降温MDF後の冷間MDFによるAZX611Mg合金の結晶粒超微細化と機械的特性調査

抄録

Hot-extruded AZX611Mg alloy was multi-directionally forged under decreasing-temperature conditions (dMDFed) and followed by room-temperature MDFing (rMDFing). Coarse initial grains were gradually fragmented by dynamic recrystallization during dMDFing and ultrafine-grained structure was homogeneously developed over the cumulative strain of ΣΔε = 4.8. Additional rMDFing contributed to further grain fragmentation due to kinking and mechanical twinning. Nevertheless, coarse precipitates in the as-hot-extruded samples and newly formed fine precipitates during dMDFing impeded twinning. The achieved grain size appeared rather larger than that of the dMDFed AZ61Mg alloy. While mechanical properties were drastically improved by simple dMDFing or rMDFing, the combined processes of dMDFing and rMDFing were not so effective to induce additional strengthening.
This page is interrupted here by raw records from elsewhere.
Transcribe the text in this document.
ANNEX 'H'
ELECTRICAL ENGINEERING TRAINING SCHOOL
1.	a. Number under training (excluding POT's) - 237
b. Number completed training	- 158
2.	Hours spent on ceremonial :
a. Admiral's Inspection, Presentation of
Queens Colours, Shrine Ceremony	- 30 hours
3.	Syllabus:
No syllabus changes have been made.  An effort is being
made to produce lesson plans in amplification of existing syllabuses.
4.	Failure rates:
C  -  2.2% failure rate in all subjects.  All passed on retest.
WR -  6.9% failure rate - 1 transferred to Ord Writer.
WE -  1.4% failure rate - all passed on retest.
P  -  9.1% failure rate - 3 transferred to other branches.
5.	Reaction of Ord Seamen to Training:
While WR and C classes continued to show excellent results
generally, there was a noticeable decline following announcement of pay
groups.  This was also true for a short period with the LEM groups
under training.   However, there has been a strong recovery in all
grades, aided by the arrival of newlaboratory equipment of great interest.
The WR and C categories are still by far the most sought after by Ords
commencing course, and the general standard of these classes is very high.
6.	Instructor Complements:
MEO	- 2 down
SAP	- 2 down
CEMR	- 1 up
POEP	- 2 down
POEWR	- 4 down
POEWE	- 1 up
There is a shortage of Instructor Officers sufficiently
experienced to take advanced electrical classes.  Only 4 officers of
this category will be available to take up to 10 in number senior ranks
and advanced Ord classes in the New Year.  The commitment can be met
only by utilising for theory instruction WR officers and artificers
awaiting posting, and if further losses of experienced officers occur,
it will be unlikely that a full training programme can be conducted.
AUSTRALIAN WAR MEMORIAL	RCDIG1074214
This was attributed to complicatedly combined effects of impediment of twinning by precipitates to grain fragmentation and fracture caused by stress concentration at around precipitates/matrices.

Fig. 9　Change in hardness during dMDFing to various cumulative strains and followed by rMDFing of a fixed cumulative strain of ΣΔε = 1.0 (i.e., 10 passes of rMDFing). The arrows indicate the change in the hardness of the dMDFed and additionally rMDFed samples.